Experimental Design
Five experiments with a total of 408 inference runs across all devices.
Experiment 1 — Core Comparison
- Fixed: batch=1, imgsz=640, task=segment
- Varies: format (PyTorch FP32, TensorRT FP16, TensorRT INT8), approach (scratch, pretrained), architecture, model size
- RTX 5090: train + infer (PyTorch), export + infer (TensorRT FP16/INT8) | Jetsons: export + infer (TensorRT)
Experiment 2 — Input Size Impact
- Fixed: batch=1, format=PyTorch FP32, task=segment
- Varies: imgsz (320, 1280), approach (scratch, pretrained), architecture, model size
- All devices: inference only (reuses weights from Experiment 1)
Experiment 3 — Batch Throughput
- Fixed: imgsz=640, format=PyTorch FP32, approach=scratch, task=segment
- Varies: batch (4, 8, 16), architecture, model size
- All devices: inference only (reuses weights from Experiment 1)
Experiment 4 — Detection vs Segmentation
- Fixed: batch=1, imgsz=640, format=PyTorch FP32
- Varies: approach (scratch, pretrained), architecture, model size
- RTX 5090: train + infer | Jetsons: inference only
Experiment 5 — Class Imbalance Impact
- Fixed: batch=1, imgsz=640, format=PyTorch FP32, task=segment
- Varies: approach (scratch_balanced, pretrained_balanced), architecture, model size (nano, small, medium, large)
- RTX 5090: train + infer | Jetsons: inference only
- Compares per-class mAP against unbalanced baselines from Experiment 1
Weighted sampling
Images containing rare classes (IV-5, IV-6, IV-3) are sampled more frequently
during training via a WeightedRandomSampler.
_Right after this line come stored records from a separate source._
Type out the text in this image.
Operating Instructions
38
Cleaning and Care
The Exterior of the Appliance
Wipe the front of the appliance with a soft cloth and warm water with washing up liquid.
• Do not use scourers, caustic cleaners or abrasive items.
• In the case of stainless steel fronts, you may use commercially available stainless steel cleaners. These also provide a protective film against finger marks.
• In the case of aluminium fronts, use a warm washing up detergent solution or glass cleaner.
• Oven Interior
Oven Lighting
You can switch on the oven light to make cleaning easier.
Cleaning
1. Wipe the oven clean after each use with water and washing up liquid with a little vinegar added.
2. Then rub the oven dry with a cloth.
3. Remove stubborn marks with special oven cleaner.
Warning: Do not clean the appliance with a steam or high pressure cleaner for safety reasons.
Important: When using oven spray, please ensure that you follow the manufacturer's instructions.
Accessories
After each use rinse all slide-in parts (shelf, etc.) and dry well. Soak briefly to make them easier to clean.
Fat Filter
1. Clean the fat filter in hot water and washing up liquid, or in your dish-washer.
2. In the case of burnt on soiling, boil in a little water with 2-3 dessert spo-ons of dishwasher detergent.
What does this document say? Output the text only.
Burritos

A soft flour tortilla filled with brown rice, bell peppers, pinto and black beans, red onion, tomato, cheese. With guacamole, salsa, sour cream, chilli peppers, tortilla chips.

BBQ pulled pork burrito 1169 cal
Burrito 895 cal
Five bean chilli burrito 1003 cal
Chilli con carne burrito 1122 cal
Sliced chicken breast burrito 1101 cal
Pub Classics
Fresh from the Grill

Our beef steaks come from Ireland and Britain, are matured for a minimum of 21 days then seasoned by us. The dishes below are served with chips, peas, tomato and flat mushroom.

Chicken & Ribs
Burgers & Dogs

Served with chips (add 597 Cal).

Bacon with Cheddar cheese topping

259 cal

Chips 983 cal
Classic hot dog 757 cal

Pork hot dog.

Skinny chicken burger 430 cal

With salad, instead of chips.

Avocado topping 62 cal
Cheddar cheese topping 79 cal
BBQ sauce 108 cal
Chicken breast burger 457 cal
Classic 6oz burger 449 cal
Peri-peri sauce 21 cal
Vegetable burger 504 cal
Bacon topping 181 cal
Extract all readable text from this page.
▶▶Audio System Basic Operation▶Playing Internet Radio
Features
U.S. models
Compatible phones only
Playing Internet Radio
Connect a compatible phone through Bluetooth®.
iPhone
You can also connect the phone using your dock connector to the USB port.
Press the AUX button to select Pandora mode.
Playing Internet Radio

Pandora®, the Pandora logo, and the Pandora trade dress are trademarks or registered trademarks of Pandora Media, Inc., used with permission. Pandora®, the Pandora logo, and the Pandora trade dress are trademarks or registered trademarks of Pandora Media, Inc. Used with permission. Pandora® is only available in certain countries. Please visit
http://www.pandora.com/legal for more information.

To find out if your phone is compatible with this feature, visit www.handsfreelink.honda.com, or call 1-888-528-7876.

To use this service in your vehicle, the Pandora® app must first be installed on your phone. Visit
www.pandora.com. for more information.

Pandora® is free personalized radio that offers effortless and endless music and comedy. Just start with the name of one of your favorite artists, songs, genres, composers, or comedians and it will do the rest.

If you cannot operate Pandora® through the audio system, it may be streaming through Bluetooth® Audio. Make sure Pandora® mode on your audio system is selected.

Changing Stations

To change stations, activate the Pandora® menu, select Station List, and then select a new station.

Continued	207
The validation set is unchanged,
ensuring mAP scores reflect true model performance.
Run Distribution
| Device | Training | Export | Inference | Total |
|---|---|---|---|---|
| RTX 5090 | 48 | 32 | 136 | 216 |
| Jetson Orin AGX | 0 | 32 | 136 | 168 |
| Jetson Orin Nano | 0 | 32 | 136 | 168 |
| Total | 48 | 96 | 408 | 552 |
Weight reuse
Experiments 2 and 3 reuse trained weights from Experiment 1. Inference-only runs do not require retraining.